The steering committee will use the results of the knowledge user survey to determine preferences around the tools structure, and the Delphi process to choose and refine the concepts in the tool. Concepts will be reworded into signalling questions and categorised into domains. The new tool will then be pilot tested with different knowledge user groups: patients, healthcare providers and researchers. Further research will involve reliability and validity testing.
The surveys provided feedback from knowledge users and experts on their preferences for the structure, focus and concepts included in a proposed RoB NMA tool, which is under development. Both knowledge users and Delphi panellists preferred a tool to assess both the bias in individual NMA results and authors’ conclusions. The majority of knowledge users had high interest in the tool and reported they would use it if they received adequate training.
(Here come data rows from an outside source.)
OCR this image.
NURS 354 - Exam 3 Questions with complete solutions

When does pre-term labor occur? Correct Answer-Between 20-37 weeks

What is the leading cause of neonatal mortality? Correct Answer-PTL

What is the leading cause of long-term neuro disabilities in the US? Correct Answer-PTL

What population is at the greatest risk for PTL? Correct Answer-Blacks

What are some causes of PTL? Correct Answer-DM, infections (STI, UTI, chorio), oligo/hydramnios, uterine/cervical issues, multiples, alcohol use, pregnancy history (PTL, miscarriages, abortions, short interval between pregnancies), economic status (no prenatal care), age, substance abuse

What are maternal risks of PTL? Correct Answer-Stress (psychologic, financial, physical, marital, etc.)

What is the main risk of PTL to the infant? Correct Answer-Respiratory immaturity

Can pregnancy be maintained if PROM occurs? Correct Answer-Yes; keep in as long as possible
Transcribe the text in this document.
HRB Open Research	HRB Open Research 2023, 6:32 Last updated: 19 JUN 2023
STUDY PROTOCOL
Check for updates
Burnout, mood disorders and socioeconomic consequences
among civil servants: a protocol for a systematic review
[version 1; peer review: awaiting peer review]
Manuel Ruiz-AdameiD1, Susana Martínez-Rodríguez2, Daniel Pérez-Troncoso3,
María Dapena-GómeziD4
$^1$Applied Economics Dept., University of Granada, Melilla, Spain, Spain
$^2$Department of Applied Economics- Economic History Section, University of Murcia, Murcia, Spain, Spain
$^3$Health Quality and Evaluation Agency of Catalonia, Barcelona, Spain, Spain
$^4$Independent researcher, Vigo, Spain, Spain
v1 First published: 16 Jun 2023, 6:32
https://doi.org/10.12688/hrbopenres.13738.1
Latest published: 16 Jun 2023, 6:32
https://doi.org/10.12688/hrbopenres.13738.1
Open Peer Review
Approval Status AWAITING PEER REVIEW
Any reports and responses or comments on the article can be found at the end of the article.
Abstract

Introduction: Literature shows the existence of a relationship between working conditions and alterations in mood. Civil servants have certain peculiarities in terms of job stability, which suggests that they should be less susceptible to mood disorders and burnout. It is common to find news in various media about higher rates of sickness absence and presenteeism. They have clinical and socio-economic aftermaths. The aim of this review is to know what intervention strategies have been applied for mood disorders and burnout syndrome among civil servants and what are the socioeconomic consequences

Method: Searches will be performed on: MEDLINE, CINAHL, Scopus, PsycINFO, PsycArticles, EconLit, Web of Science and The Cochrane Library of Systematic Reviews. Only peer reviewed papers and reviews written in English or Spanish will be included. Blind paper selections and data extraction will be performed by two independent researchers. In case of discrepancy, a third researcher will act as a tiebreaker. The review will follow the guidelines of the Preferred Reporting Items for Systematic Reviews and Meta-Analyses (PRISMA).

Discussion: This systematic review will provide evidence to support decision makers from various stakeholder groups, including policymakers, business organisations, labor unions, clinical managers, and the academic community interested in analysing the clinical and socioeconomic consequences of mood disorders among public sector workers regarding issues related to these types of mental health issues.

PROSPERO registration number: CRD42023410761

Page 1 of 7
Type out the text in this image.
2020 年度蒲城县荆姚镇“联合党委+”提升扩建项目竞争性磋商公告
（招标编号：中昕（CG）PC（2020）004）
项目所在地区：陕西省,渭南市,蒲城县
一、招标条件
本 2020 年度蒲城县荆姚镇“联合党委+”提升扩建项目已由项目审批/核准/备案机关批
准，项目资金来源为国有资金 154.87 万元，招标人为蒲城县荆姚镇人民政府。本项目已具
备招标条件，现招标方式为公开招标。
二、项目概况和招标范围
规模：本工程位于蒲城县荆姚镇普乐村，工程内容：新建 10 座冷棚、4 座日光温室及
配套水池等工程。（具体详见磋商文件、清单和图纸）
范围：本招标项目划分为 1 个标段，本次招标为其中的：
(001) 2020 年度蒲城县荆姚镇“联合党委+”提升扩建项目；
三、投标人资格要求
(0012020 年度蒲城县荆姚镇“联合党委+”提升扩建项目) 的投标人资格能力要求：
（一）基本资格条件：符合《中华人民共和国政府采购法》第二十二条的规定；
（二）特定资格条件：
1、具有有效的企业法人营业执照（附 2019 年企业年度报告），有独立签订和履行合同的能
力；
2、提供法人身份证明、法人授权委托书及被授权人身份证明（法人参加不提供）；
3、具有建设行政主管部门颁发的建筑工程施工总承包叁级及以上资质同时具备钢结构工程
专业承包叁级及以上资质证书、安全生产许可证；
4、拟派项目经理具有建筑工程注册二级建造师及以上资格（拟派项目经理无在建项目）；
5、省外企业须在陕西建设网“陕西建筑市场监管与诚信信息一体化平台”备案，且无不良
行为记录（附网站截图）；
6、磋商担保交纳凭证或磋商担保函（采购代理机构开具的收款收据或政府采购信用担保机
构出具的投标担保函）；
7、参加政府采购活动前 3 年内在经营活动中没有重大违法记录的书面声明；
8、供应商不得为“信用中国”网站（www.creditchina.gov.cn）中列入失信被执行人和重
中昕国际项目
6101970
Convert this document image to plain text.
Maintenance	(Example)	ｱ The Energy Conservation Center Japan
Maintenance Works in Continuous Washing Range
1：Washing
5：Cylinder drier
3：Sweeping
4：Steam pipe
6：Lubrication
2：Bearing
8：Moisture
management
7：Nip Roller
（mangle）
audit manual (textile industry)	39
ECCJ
Data availability statement
All data relevant to the study are included in the article or uploaded as supplementary information. The datasets used and/or analysed during the current study are available freely at https://osf.io/da4uy/.
Patient consent for publication
Approval from the University British Columbia Ethics Board was obtained for both the survey and the Delphi process, and consent was implied when respondents completed the online survey.
We acknowledge the contribution of our collaborators: Sofia Dias, Penny Whiting, Adrienne Stevens, Bob Nakagawa, Gayatri Jayaraman, Georgia Salanti, Karla Soares-Weiser, Larry Mróz, Lucy Turner, Nicole Mittmann, Nicolette McGuire and Matthew Tunis. We also acknowledge our Delphi panellists: Simon Turner, Dimitris Mavridis, Virginia Chiocchia, Ian Shrier, Adriani Nikolakopoulou, Dan Jackson, Richard Riley, Becky Turner, Bruno Roza da Costa, Petros Pechlivanoglou, Steve Kanters, Ferran Catala-Lopez, Tianjing Li, Matt Page, Chris Cameron, Anna Chaimani, Kerry Dwan, Audrey Beliveau, Kristian Thorlund, Jonathan Sterne, Cinzia del Giovane, Guido Schwarzer, Joanne McKenzie, Lehana Thabane, Theodoros Papakonstantinou, Isabelle Bourtron, Sharon Strauss and Jenn Watt.
This web only file has been produced by the BMJ Publishing Group from an electronic file supplied by the author(s) and has not been edited for content.
Twitter @carole_lunny, @JennAnnWatt, @vminogue2
Contributors CL conceived of the study; ACT, AAV, BH, CL, IW, JPTH, and JMW contributed to the design of the study; CL drafted the survey; CL, LC and SST inputted the questions into Qualtrics; CL, SSi and SST analysed the data; CL wrote the draft manuscript; ACT, AAV, BH, CL, IW, JPTH, and JMW revised the manuscript; all authors edited the manuscript; and all authors read and approved the final manuscript. ACT is the guarantor.
Funding Funding was received from a 2020 CIHR Project Grant (2021-2024; ID 451190). ACT currently holds a Tier 2 Canada Research Chair in Knowledge Synthesis. IW was supported by the Medical Research Council (programme MC_UU_00004/06). BH has previously received honoraria from Eversana for the provision of methodological advice related to the conduct of systematic reviews and meta-analysis. JPTH is a National Institute for Health Research (NIHR) Senior Investigator (NF-SI-0617-10145), is supported by NIHR Bristol Biomedical Research Centre at University Hospitals Bristol and Weston NHS Foundation Trust and the University of Bristol, is supported by the NIHR Applied Research Collaboration West (ARC West) at University Hospitals Bristol and Weston NHS Foundation Trust, and is a member of the MRC Integrative Epidemiology Unit at the University of Bristol.
Competing interests AAV was an Associate Editor for the journal, but was not involved with the decision or peer-review process.
Patient and public involvement Patients and/or the public were not involved in the design, or conduct, or reporting, or dissemination plans of this research.
Provenance and peer review Not commissioned; externally peer reviewed.